Esteemed foreign policy commentators like Dan Drezner, Stephen Walt, Fred Kaplan, and Michael Tomasky have already plied their film knowledge in listing the top international relations movies.  I’ll try to pick up what Matt started earlier today and start an internet meme about the cartoons with the most interesting implications for foreign policy and geopolitics.

I’m tempted to draw a lesson about hubris, paranoia, the place of cold and calculating intelligence in world politics, and the futility of global domination from — where else? — “Pinky and the Brain.”  But I don’t think neoconservatism needs any further rebukes.  Instead I’d nominate Scooby Doo.

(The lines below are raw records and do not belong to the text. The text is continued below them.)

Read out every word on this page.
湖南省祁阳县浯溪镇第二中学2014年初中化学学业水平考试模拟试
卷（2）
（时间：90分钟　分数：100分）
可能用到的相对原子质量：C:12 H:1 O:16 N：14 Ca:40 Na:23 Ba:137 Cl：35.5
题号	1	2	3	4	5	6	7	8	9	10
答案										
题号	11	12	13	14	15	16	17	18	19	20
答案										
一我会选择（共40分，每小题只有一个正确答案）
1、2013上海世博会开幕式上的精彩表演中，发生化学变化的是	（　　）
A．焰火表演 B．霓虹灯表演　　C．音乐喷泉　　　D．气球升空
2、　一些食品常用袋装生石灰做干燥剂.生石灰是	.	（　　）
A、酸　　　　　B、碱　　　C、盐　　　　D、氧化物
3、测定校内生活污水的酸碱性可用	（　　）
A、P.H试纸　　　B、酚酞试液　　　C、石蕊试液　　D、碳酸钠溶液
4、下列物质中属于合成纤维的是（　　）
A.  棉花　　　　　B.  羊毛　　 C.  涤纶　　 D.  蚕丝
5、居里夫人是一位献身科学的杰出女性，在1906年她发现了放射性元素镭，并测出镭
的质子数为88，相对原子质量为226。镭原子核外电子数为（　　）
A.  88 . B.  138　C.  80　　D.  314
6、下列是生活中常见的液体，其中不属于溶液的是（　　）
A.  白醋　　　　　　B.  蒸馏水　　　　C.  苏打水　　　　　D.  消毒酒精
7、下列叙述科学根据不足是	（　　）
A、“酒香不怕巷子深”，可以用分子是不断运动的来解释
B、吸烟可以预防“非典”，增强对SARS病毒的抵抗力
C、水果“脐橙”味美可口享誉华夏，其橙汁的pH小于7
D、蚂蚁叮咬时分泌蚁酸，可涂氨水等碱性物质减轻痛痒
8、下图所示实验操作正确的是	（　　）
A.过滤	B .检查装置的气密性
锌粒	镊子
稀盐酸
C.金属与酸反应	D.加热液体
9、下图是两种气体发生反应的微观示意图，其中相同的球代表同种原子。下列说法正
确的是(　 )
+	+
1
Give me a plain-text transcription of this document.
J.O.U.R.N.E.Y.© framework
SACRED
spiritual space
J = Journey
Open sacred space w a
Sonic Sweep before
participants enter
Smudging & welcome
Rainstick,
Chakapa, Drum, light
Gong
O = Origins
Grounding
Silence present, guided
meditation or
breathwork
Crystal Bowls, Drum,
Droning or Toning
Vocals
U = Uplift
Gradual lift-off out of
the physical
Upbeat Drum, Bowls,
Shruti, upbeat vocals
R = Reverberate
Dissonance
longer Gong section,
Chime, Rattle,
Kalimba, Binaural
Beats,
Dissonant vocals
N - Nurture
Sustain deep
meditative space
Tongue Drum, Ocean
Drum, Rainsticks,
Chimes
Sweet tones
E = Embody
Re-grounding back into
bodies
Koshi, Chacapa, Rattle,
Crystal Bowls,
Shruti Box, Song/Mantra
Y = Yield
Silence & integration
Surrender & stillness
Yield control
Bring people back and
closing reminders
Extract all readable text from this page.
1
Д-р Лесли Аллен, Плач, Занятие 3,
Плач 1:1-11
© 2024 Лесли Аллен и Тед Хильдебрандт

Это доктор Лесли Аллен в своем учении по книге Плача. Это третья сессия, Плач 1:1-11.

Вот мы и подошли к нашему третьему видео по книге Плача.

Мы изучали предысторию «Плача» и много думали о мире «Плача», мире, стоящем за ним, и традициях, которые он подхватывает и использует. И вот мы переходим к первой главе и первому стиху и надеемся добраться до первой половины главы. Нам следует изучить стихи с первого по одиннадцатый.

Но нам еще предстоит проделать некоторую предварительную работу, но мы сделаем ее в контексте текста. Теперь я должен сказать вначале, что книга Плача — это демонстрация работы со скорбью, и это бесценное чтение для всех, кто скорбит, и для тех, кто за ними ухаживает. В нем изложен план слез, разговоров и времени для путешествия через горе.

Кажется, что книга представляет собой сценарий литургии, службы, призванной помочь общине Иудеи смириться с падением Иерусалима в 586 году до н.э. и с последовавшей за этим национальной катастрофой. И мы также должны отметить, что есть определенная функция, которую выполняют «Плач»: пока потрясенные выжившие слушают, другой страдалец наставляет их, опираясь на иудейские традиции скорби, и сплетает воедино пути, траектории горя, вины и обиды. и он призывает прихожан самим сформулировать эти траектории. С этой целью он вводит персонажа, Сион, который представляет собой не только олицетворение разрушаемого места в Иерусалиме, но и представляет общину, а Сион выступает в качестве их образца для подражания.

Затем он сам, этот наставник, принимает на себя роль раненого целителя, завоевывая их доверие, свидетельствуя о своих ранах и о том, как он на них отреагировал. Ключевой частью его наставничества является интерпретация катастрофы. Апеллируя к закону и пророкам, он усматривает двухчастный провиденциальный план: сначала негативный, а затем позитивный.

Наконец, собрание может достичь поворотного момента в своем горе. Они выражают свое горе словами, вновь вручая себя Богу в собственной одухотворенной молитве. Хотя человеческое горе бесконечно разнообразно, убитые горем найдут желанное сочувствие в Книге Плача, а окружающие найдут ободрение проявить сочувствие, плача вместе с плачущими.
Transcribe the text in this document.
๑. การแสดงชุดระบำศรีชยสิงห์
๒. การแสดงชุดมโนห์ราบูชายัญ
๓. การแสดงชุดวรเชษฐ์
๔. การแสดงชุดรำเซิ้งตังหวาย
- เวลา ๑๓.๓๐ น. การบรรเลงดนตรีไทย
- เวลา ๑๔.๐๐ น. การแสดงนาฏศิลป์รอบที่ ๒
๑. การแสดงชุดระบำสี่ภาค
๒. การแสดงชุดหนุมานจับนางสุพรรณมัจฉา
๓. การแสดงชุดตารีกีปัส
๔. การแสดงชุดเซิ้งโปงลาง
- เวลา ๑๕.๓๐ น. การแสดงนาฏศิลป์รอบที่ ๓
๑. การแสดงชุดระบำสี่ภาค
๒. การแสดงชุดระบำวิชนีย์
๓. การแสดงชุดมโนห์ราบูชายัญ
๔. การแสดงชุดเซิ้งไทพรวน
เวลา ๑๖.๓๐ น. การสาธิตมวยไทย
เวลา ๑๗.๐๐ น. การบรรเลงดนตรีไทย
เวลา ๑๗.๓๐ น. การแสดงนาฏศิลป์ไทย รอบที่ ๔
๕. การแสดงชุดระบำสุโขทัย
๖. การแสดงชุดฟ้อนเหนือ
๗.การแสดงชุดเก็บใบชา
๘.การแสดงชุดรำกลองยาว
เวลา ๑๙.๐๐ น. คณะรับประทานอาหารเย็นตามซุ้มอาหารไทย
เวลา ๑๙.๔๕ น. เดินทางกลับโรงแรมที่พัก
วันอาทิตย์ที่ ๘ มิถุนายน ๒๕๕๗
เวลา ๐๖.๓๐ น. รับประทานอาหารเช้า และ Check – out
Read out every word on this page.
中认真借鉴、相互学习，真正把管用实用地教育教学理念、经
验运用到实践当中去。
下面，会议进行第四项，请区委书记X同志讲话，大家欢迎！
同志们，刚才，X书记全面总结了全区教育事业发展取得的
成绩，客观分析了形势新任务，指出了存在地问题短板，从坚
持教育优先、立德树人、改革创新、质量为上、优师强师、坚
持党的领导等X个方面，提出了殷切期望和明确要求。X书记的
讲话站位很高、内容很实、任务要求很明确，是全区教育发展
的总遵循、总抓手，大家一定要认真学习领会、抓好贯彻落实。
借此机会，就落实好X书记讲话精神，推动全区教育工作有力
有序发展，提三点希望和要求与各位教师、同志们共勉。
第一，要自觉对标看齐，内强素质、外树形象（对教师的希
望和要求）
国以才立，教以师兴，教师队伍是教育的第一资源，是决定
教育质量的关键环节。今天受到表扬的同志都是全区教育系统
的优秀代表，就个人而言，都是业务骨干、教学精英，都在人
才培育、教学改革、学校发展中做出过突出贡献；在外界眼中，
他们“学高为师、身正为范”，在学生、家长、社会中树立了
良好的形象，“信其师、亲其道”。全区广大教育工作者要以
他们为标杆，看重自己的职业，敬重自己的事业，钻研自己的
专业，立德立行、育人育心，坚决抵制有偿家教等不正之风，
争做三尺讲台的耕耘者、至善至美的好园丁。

Consider the Scooby Doo villains as rudimentary terrorists.  They dress up as scary monsters, terrify the local population, and chase Shaggy and Scooby through endless halls and mismatched doorways.  That they wear masks, and often are after financial gain, may make them seem to resemble old-school bank robbers, but the crux of their power is the terror they invoke in residents.

The mysteries are inevitably solved by the members of the team — Fred, Daphne, and Velma — who remain relatively calm and treat the monsters as criminals — not, say, “enemy combatants” of the beleaguered town.  This is despite the fact that they are impersonating what is, in terms of fear-inducing presence, essentially a child’s equivalent of a bomb-laden terrorist.

But no lockdowns are conducted, there is no torture for information on the monster’s identity, and no pre-emptive strikes.  (The only “operations” are limited to Rube Goldberg-esque traps that are conducted only once the team has accumulated enough evidence to identify the villain, who, naturally, “would have gotten away with it if it hadn’t been for you lousy kids!”)  The culprit is then arrested by the local police, and, instead of bundling him in the Mystery Machine and sending him/her to Guantanamo, s/he is presumably headed for a normal civilian jail.